Książę Karol wpadł w dziki szał! Zaczął rzucać talerzami twierdząc, że żyje w istnym piekle! A wszystko przez…
Książę Karol nie ma najlepszej opinii wśród Brytyjczyków. Po tragicznej śmierci księżnej Diany i ślubie z Camillą Parker-Bowles, poparcie dla syna królowej Elżbiety II spadło do 9%, a w chwili obecnej wynosi zaledwie 20% (80% otrzymuje jego potomek – książę William) w sondażach dotyczących tego, kogo poddani widzieliby na tronie po śmierci monarchini.
Na pewno wizerunku Karola nie poprawi nieoficjalna biografia, która lada dzień ujrzy światło dzienne. Lada dzień do księgarni trafi książka Rebel Prince, w której ujawnione zostaną pikantne historie z udziałem księcia. Jak twierdzą brytyjskie tabloidy, z publikacji wyłania się obraz zbuntowanego i wiecznie niezadowolonego księcia.

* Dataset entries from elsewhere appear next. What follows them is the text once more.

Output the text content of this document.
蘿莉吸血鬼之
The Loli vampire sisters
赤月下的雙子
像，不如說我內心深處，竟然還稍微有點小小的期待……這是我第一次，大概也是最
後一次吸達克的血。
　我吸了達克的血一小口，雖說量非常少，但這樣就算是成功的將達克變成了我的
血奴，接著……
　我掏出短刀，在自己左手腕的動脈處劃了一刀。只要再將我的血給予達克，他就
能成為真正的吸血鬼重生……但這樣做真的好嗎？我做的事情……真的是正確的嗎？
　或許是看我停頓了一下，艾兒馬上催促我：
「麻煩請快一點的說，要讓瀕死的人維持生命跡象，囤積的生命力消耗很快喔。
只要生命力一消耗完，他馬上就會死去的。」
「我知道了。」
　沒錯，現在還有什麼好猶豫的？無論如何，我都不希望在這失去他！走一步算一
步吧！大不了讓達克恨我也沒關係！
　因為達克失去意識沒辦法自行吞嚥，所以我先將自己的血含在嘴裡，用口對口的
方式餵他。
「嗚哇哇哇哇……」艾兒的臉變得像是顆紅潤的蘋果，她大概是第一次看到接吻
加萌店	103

Podobno Karol nie jest zadowolony z faktu, że urodził się w rodzinie królewskiej. Męczy go częste powracanie do czasu związku z Dianą, być może dlatego nie przepada za większością swojej rodziny, z którą przyszło mu spędzać większość czasu za murami Pałacu Buckingham:
Wpływ na "rzucanie talerzami" na pewno miało także przykre dla Karola spotkanie z brytyjskim politykiem Peterem Mandelsonem, który ponoć powiedział synowi Elżbiety II, że cieszy się opinią "ponurego i zniechęconego".